The modern pattern: Extract, Load, Transform (ELT). Pull raw data, load it as-is into the warehouse, transform inside the warehouse using SQL.

The shift is real and recent. ELT is the dominant paradigm in modern data stacks.

Why ETL was the default

Old data warehouses (Teradata, Oracle, on-prem) were:

Expensive (licensed by capacity)
Constrained (limited storage and compute)
Slow at heavy transformation

Loading raw data and transforming inside was expensive. The natural pattern: clean and reduce data before loading; warehouse only sees the final shape.

Tools: Informatica, Talend, custom Python/Java jobs running outside the warehouse.

What changed

Modern cloud data warehouses (Snowflake, BigQuery, Redshift, Databricks) are:

Storage and compute decoupled
Storage cheap; compute scales elastically
SQL-on-anything capable

Loading raw data is cheap. Transformation in SQL is fast. The warehouse can do what dedicated ETL tools used to do, but in SQL that analysts can read and write.

The natural pattern flipped: load raw; transform in warehouse.

ELT in practice

Sources → Ingestion (Fivetran, Airbyte, custom) → Raw warehouse layer → dbt → Analytics tables

The warehouse holds:

Raw: as it came from the source
Staging: light cleaning, naming
Intermediate: business logic
Marts: shaped for analysis

Each layer is SQL transforms over the previous. dbt is the dominant tool for managing these transforms. See DbtAndAnalyticsEngineering.

Pros of ELT

Simplicity

Most transformations are SQL. Analysts can read and modify them. No separate ETL skill required.

Reproducibility

Raw data preserved. Transformations re-run produce the same result. Bug found? Fix the SQL; re-run.

Discoverability

Data is in the warehouse already. Analysts can explore raw and transformed data freely.

Speed

Modern warehouses are fast. Transformations in SQL on Snowflake/BigQuery often beat external ETL.

Backfills are easier

Raw data is there; just re-run transforms. No need to re-extract from sources.

Pros of ETL (still)

Some transformations don't fit SQL

Complex JSON parsing, ML feature engineering, image processing. Sometimes the transform belongs in code, not SQL.

Privacy / compliance

Sometimes you can't load raw data. PII redaction must happen before warehouse.

Source system load

Heavy raw data load can stress source systems. Lightweight extracts may be necessary.

Cost at extreme scale

ELT in cloud warehouses is cheap until it isn't. At extreme scale, dedicated processing (Spark, Flink) can beat warehouse compute.

When ETL still wins

PII or compliance requires pre-load redaction
Transformation is non-SQL-shaped (ML, complex parsing)
Source data is enormous and warehouse loading is impractical
Specific cost optimization at scale

For most modern data stacks, ELT is right. ETL is for specific cases.

The "ELTL" hybrid

Some modern stacks do:

Extract → Load (raw) → Transform (in warehouse) → Load (to operational stores)

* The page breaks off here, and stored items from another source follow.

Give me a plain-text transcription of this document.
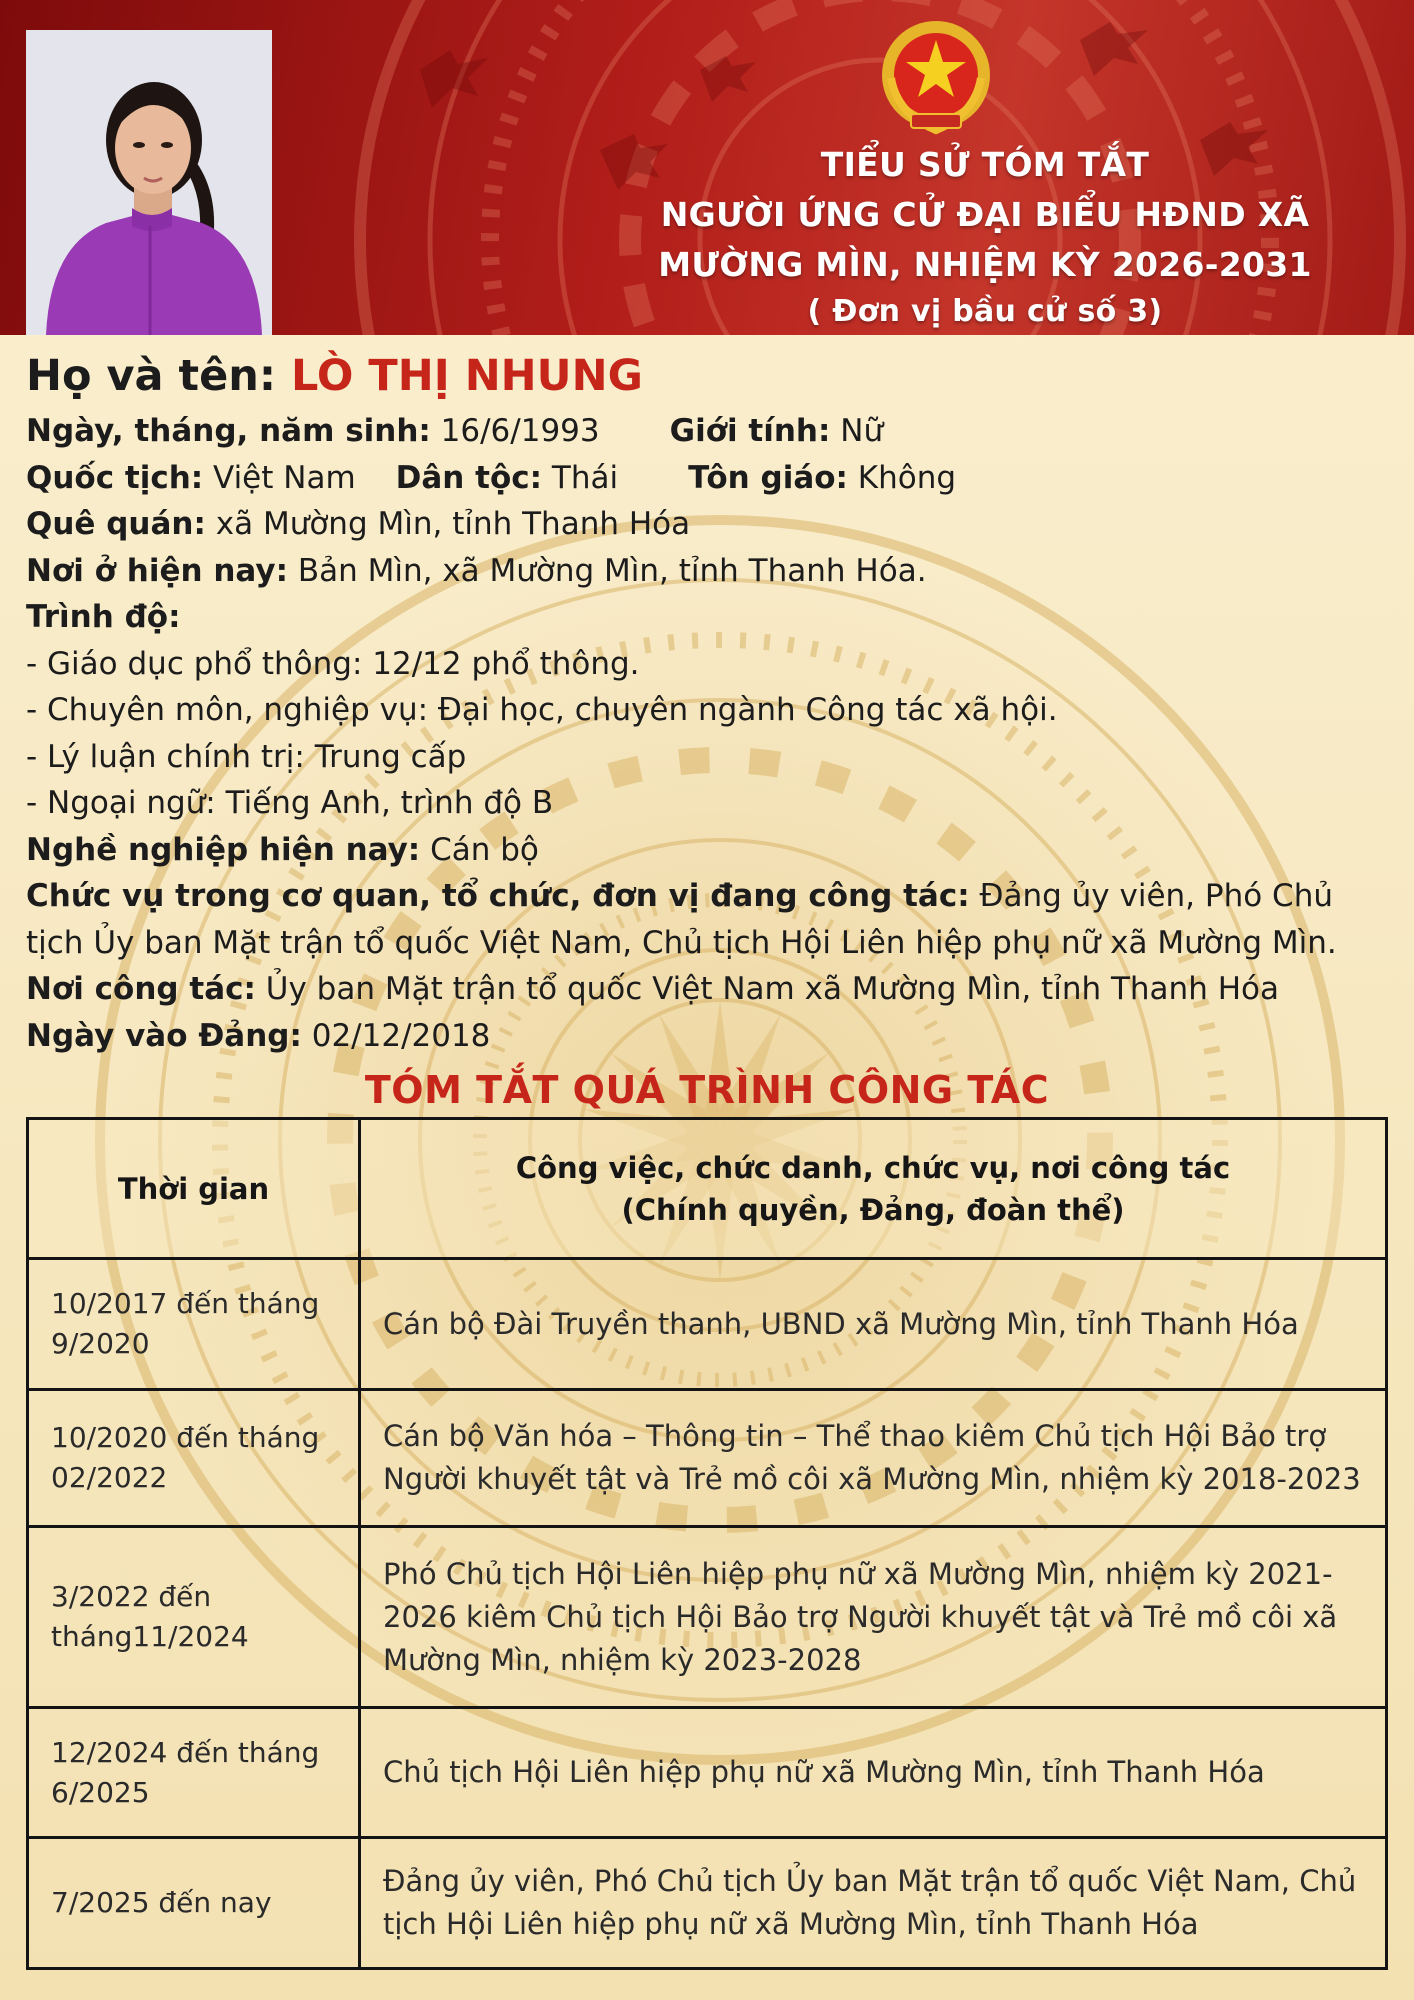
TIỂU SỬ TÓM TẮT
NGƯỜI ỨNG CỬ ĐẠI BIỂU HĐND XÃ
MƯỜNG MÌN, NHIỆM KỲ 2026-2031
( Đơn vị bầu cử số 3)
Họ và tên: LÒ THỊ NHUNG
Ngày, tháng, năm sinh: 16/6/1993 Giới tính: Nữ
Quốc tịch: Việt Nam Dân tộc: Thái Tôn giáo: Không
Quê quán: xã Mường Mìn, tỉnh Thanh Hóa
Nơi ở hiện nay: Bản Mìn, xã Mường Mìn, tỉnh Thanh Hóa.
Trình độ:
- Giáo dục phổ thông: 12/12 phổ thông.
- Chuyên môn, nghiệp vụ: Đại học, chuyên ngành Công tác xã hội.
- Lý luận chính trị: Trung cấp
- Ngoại ngữ: Tiếng Anh, trình độ B
Nghề nghiệp hiện nay: Cán bộ
Chức vụ trong cơ quan, tổ chức, đơn vị đang công tác: Đảng ủy viên, Phó Chủ tịch Ủy ban Mặt trận tổ quốc Việt Nam, Chủ tịch Hội Liên hiệp phụ nữ xã Mường Mìn.
Nơi công tác: Ủy ban Mặt trận tổ quốc Việt Nam xã Mường Mìn, tỉnh Thanh Hóa
Ngày vào Đảng: 02/12/2018
TÓM TẮT QUÁ TRÌNH CÔNG TÁC
Thời gian	Công việc, chức danh, chức vụ, nơi công tác
(Chính quyền, Đảng, đoàn thể)

10/2017 đến tháng 9/2020	Cán bộ Đài Truyền thanh, UBND xã Mường Mìn, tỉnh Thanh Hóa
10/2020 đến tháng 02/2022	Cán bộ Văn hóa – Thông tin – Thể thao kiêm Chủ tịch Hội Bảo trợ Người khuyết tật và Trẻ mồ côi xã Mường Mìn, nhiệm kỳ 2018-2023
3/2022 đến tháng11/2024	Phó Chủ tịch Hội Liên hiệp phụ nữ xã Mường Mìn, nhiệm kỳ 2021-2026 kiêm Chủ tịch Hội Bảo trợ Người khuyết tật và Trẻ mồ côi xã Mường Mìn, nhiệm kỳ 2023-2028
12/2024 đến tháng 6/2025	Chủ tịch Hội Liên hiệp phụ nữ xã Mường Mìn, tỉnh Thanh Hóa
7/2025 đến nay	Đảng ủy viên, Phó Chủ tịch Ủy ban Mặt trận tổ quốc Việt Nam, Chủ tịch Hội Liên hiệp phụ nữ xã Mường Mìn, tỉnh Thanh Hóa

The transformations happen in the warehouse; the result is loaded to operational stores (search indexes, caches, etc.) for low-latency access.

This is functional ELT plus a "publish" step.

Tooling

Ingestion (the "EL" part)

Fivetran, Stitch: managed connectors; pay for convenience
Airbyte: open-source equivalent
Custom: when no managed connector exists

Warehouse (the "T" target)

Snowflake: dominant; multi-cloud
BigQuery: GCP-native; very fast
Redshift: AWS-native; older
Databricks: lakehouse architecture

Transformation (the "T" engine)

dbt: dominant for SQL transforms
SQL: for simpler cases
Spark / PySpark: for non-SQL transformations

Orchestration

Airflow: heavy; classic
Prefect, Dagster: modern alternatives
dbt Cloud: integrated with dbt

Common failure patterns

Treating ELT as "load everything raw" without thinking about what's actually needed. Massive raw data with no usage is just cost.
No transformation testing. SQL transforms can have bugs; tests are needed.
Heavy lift-and-shift of old ETL. Often the right answer is to redesign around ELT, not port.
Privacy data loaded raw. PII in the warehouse without redaction.
dbt without lineage tracking. Can't tell what depends on what.